TEAM CRAZY BIRD scrambled this morning to be out of our rental apartment in Killarney IE by 10 AM. Thanks to teammate Trent's good but wildly optimistic intentions in making us all homemade breakfast, we didn't vacate until 11. Our bus driver, Joe, however, arrived at 10 and we fed him some breakfast while he waited for our disorganized team to get ready.

Joe was an easy going person when it came to TCB shenanigans, although we were fairly well behaved today.

The bus, pulling a trailer full of rented bikes, drove us from Killarney to Dingle on the frighteningly narrow Irish roadways. I occasionally had to close my eyes and breathe deeply when an oncoming large tour bus would hurtle towards us, a bit over the center line. Bus driving in Ireland is not a job I would ever want. But Joe knew what he was doing and we made it to Dingle safely, after a brief detour to Kerry IE Airport to pick up teammate Kevin Eike, who had been horribly delayed and rerouted in his travels, thanks to American Airlines and their failed business model of canceling non-full flights. Sorry for the run on sentence.

Dingle is a small rural town on the westernmost part of Ireland (and indeed Europe). We biked a loop that, on paper, started and ended in Dingle. Being this was TCB though, we didn't make it the whole way and bus driver Joe retrieved us at a pub called Murphy's (the infamous!) in some nearby town, Ballyferriter IE, I think...I can never remember small towns I pass through on bike rides unless I write them down. This was actually good though, because had we finished the loop we would have had to pedal uphill in a serious headwind and cold rain (claimed Jason). Up until the last pub stop, it had been a tailwind with not many hills. In fact, the wind was so strong it actually literally blew us up some of the smaller hills. At one point when we briefly turned into the wind, it nearly stopped us in our tracks and it was chilly, coming off the North Atlantic Ocean and all.

The scenery was beautiful. Cliffs everywhere. Fog on the hillside. Actually, the fog was caused by the cold sea breeze pushing up onto the steeply sloped land. As it hit the warmer, moister air over land, water vapor condensed as fog. This was best visualized when we saw some islands off the coast. You could literally see the fog clouds trailing out like smoke from the upwind end of the islands as the wind slammed into the sloping cliffs and rocketed up the sides. It is hard to explain, but it was cool.

We stopped a lot, for both scenery and pubs, which is part of why we failed to complete the loop. The other part was the delay caused by the Kerry Airport detour.

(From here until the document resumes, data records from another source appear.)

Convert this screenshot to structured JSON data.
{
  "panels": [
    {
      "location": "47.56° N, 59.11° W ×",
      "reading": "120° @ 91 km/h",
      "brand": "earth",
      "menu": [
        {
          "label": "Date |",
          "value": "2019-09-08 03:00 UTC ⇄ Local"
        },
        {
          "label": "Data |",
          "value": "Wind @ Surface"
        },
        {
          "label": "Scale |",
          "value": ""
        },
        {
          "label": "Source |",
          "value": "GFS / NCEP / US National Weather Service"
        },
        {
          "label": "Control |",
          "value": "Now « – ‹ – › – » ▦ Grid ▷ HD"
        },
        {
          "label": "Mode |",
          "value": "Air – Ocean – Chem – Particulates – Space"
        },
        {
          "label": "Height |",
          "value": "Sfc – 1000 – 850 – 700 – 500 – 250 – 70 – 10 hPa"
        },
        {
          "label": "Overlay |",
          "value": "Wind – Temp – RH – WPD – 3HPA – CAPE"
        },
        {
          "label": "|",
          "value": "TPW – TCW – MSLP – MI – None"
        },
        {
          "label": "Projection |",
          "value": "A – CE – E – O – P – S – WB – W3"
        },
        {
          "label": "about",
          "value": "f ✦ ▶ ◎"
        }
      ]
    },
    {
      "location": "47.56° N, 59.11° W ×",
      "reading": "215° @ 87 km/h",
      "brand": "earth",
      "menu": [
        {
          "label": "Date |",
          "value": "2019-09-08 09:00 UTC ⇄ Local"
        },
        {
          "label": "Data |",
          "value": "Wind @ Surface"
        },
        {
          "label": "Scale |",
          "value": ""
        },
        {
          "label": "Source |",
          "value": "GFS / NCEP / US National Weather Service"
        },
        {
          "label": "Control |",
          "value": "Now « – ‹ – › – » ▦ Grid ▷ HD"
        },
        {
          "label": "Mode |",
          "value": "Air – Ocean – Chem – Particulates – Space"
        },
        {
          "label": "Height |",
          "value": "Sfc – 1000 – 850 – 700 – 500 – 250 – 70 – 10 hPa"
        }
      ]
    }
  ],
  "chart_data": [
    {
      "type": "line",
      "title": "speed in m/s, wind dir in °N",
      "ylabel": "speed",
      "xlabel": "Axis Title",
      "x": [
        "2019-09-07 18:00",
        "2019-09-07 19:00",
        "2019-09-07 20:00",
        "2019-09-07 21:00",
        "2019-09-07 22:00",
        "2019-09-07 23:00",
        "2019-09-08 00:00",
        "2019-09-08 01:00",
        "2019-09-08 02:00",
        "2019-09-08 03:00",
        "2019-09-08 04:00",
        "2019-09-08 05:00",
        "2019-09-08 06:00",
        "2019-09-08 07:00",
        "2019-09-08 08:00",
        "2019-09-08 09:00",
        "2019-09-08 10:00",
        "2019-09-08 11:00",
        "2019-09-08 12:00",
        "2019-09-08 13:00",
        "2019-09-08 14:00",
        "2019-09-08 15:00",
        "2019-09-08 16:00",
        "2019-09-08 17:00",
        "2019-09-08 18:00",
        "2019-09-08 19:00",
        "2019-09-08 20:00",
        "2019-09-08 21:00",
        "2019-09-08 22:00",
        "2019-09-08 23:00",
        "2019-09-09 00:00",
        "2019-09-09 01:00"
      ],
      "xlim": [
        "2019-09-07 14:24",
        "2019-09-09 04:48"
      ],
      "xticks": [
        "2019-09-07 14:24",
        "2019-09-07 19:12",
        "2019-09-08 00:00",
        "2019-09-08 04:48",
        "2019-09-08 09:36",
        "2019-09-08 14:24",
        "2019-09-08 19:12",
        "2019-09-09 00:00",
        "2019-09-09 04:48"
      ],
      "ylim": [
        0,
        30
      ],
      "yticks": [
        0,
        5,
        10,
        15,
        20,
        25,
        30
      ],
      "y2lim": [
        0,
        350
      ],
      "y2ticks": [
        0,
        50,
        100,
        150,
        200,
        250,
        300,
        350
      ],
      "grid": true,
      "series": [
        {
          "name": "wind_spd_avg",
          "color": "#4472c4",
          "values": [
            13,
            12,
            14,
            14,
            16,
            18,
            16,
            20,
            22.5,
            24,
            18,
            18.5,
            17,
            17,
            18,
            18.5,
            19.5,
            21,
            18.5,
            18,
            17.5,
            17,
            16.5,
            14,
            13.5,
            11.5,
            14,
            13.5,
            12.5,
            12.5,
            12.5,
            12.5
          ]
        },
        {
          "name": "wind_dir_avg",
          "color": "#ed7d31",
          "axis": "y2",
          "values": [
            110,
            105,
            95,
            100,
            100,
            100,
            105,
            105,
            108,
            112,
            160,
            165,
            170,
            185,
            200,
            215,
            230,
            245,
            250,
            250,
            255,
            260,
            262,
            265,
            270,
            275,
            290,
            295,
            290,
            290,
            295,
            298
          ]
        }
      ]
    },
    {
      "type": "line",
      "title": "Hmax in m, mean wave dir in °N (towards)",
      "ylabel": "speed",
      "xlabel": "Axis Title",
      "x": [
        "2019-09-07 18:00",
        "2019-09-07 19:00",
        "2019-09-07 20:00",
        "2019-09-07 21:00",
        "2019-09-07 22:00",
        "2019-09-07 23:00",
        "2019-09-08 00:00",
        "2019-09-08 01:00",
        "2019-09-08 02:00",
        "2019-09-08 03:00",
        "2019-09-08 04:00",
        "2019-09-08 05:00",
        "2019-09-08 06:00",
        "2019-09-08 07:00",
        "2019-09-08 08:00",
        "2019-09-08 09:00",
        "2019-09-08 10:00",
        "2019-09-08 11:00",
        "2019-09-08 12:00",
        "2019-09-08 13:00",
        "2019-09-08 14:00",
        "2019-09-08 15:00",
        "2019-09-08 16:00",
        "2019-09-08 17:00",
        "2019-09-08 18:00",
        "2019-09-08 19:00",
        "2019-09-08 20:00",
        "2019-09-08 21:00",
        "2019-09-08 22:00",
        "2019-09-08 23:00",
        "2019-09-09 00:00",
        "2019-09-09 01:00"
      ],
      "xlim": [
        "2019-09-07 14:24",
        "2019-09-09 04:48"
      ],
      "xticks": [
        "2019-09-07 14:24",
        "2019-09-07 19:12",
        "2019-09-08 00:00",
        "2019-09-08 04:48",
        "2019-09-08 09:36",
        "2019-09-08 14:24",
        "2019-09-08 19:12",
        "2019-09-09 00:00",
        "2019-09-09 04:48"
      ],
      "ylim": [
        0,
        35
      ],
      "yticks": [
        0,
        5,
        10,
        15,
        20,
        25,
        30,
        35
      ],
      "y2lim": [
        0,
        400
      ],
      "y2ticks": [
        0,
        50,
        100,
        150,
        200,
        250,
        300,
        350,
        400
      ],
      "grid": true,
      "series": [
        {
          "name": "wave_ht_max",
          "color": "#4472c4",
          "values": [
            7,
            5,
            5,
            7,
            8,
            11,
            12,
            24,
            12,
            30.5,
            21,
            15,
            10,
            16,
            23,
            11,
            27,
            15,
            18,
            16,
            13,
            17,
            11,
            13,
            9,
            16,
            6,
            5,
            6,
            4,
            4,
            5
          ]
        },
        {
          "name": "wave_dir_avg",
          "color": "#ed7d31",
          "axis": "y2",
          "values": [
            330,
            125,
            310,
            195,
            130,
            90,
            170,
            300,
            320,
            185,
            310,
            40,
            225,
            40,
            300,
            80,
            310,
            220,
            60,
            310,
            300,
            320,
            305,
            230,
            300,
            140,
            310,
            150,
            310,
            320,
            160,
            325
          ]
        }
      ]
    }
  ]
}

Just about 200 meters before that last pub, in Ballyferriter (I think), team captain Jason had a fairly significant wipeout on his bike when he hit a raised curb at high speed. He was right in front of me and I saw it all unfold in slow motion. He properly rolled when he fell to avoid serious injury but he got a decent road rash and was shaken up. That is also part of why we stopped when we did, but so was the cold rain that pushed in while we played Left, Right, Center at Murphy's before getting picked up (I won €15!).

We didn't end up getting back to Dingle in the van until after 9 PM and we had to hustle to find food before all the restaurants closed. We ended up eating at a place called the Canteen. I had a hake filet that was quite good. Price wise, it was no Bud's of Dingle, but the portion size satisfied.

After dinner, most of the team went out to party at more pubs, but Jason and I retired to our shared room because he was tired and shaken up by his crash. I also wanted to have some time for a blog post, but I also feel a cold coming on and want to rest.